Ticket to fantastic and eccentric

BOOKS | Anita Stienstra

Oddball Illinois: A Guide to 450 Really Strange Places, by Jerome Pohlen, is your ticket to the fantastic and eccentric in the land of Lincoln. The book offers interesting information about unusual people, locations and museums, oddities and bizarre histories from the Mississippi River banks of Quincy to Ashmore, and from Cairo to the streets of Chicago.

Have you always wondered where all the holy visitations in the Windy City took place? Oddball Illinois lists many. Maybe you remember the weeping Our Lady of the Underpass made famous in 2005. The location and story synopsis are in the book. Also in the volume is Our Lady of Cicero, the other weeping icon declared a miracle by eight Orthodox bishops in 1994.

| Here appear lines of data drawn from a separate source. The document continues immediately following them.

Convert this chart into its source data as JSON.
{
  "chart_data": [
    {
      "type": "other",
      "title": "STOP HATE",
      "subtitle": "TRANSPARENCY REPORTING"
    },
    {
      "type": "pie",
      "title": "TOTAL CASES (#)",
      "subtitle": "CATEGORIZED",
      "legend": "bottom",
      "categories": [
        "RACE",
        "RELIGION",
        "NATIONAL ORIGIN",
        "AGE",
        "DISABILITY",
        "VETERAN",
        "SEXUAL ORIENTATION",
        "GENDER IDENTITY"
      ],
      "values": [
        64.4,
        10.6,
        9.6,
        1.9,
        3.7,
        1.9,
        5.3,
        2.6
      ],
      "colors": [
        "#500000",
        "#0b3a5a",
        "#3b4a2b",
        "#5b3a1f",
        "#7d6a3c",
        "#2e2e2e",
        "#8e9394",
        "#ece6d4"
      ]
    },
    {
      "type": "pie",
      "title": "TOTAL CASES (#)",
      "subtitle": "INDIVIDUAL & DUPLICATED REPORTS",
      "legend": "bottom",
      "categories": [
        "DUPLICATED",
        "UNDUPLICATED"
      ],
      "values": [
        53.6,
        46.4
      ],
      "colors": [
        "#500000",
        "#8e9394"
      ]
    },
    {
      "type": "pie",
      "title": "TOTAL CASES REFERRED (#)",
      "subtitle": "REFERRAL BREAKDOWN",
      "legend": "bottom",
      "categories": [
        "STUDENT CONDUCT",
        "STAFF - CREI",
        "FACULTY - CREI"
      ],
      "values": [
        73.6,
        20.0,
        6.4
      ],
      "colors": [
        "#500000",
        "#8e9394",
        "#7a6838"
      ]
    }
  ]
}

Entries are condensed and brief for the most part, but intriguing and amusing. Each includes the address, direction, phone number, website, admission price and operating hours, if the information is available or if the venues are not free and open to the public.

Oddball Illinois reads like a travel guide to the fantastic. So if you are Ponce de Leon longing for hidden treasures and new discoveries calls, this book will be right up your alley. With this reference, you can plan a week’s trip around the state or a weekend excursion to one specific town.

New experiences wait for you in places such as a humble little downstate eatery that cooks what many consider the tastiest burgers you will ever eat. Or a fun house menagerie, with scares and sillies like no other you have attended.

Or you might opt for a themed tour.

There is a small section in the book with “The Dead Circus Sideshow Tour” boasting 11 stops; another is called “The Mob Mania Tour.” Of course there’s plenty of “the world’s largest” or “the world’s first” to check out on your travels, too.

Four maps and two indexes will guide the way. One handy index lists attractions by town. The capital city, by the way, has 17 entries. Decatur has six; Taylorville, four; Lincoln three, along with other smaller community listings. You don’t have to travel far to get a start on your excursion to the odd in our state.

And even if you won’t be hitting the pavement anytime soon, it’s a fun, quirky 325page book to read. Published in May of this year by Chicago Review Press, the book is Pohlen’s second edition, the first printed in 2000. Pohlen is a Chicago editor and educational writer who has penned 10 travel guides.

Oddball Illinois’ cover price is $16.95. Available at bookstores everywhere, also available in electronic form.